Bunkerisation du domaine

GRIGNON est un bien commun.

Depuis bientôt deux siècles, au travers des activités de l’Ecole d’Agronomie, de l’INRA et de la Ferme Expérimentale, le domaine est au service de tous.

Longtemps, il a également été le lieu de promenade des riverains qui pouvaient, jusqu’à ce que la grande tempête de 1999 fragilise son espace boisé, y accéder librement.

Demain, GRIGNON, doit continuer être ce bien commun au service du bien commun. Il doit pouvoir ouvrir à nouveau ses grilles aux riverains mais aussi aux visiteurs venus de tous les horizons.

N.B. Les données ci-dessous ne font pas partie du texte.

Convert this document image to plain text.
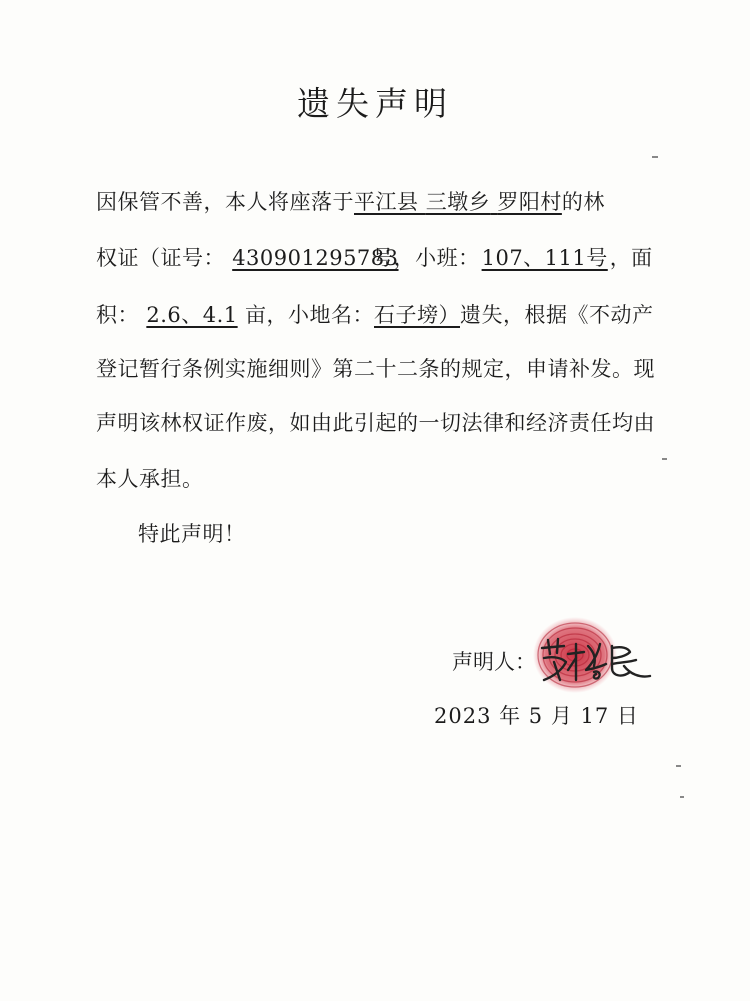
遗失声明
因保管不善，本人将座落于平江县 三墩乡 罗阳村的林
权证（证号： 430901295783号，小班：107、111号，面
积： 2.6、4.1 亩，小地名：石子塝）遗失，根据《不动产
登记暂行条例实施细则》第二十二条的规定，申请补发。现
声明该林权证作废，如由此引起的一切法律和经济责任均由
本人承担。
特此声明！
声明人：
2023 年 5 月 17 日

Tel est le projet défendu par le Collectif pour le Futur du Site de GRIGNON, au travers de son Centre international d’échanges, de formation et d’innovation dédié à l’agroécologie, à la nutrition et à l’environnement.

Face à ce projet ouvert, destiné à tous, que proposerait le QATAR s’il se saisissait de GRIGNON ?

Il suffit là encore de suivre les enquêteurs de Marianne et d’observer la propriété de l’ancien émir à MOUANS-SARTOUX.

Le domaine,rapporte l’hebdomadaire, est «  protégé par une clôture ultrasécurisée (caméras thermiques, gardiens, patrouilles mobiles) » …

Peut-il en être autrement d’un site hébergeant l’un des personnages les plus riches et les plus puissants du monde ?

Sans doute pas.

Mais peut-il en être ainsi d’un site naturel, historique, scientifique et mémoriel, qu’un roi, Charles X, a voulu offrir à la Nation toute entière pour y faire prospérer la recherche au service de la communauté nationale ?

La France, pays de la Révolution et des Droits de l’Homme, pourrait-elle ainsi défaire au profit du roi d’un micro-Etat du Golfe, si puissant soit-il, ce qu’un roi de France a fait voici deux cents ans, au profit de tous ?

Bunkériser GRIGNON, ce serait insulter l’Histoire.

Voilà pourquoi vendre GRIGNON au QATAR serait un scandale absolu.

Merci à Mediapart et à Marianne d’avoir tiré la sonnette d’alarme alors qu’il est encore temps d’éviter le scandale.

Puissent nos gouvernants entendre cette sonnette avant qu’il ne soit trop tard.

A défaut, il reviendra à la Justice de sanctionner, au nom du droit et de la défense du bien commun, ce qu’un Etat oublieux de ses devoirs et hypnotisé par les gazodollars, aura honteusement accompli.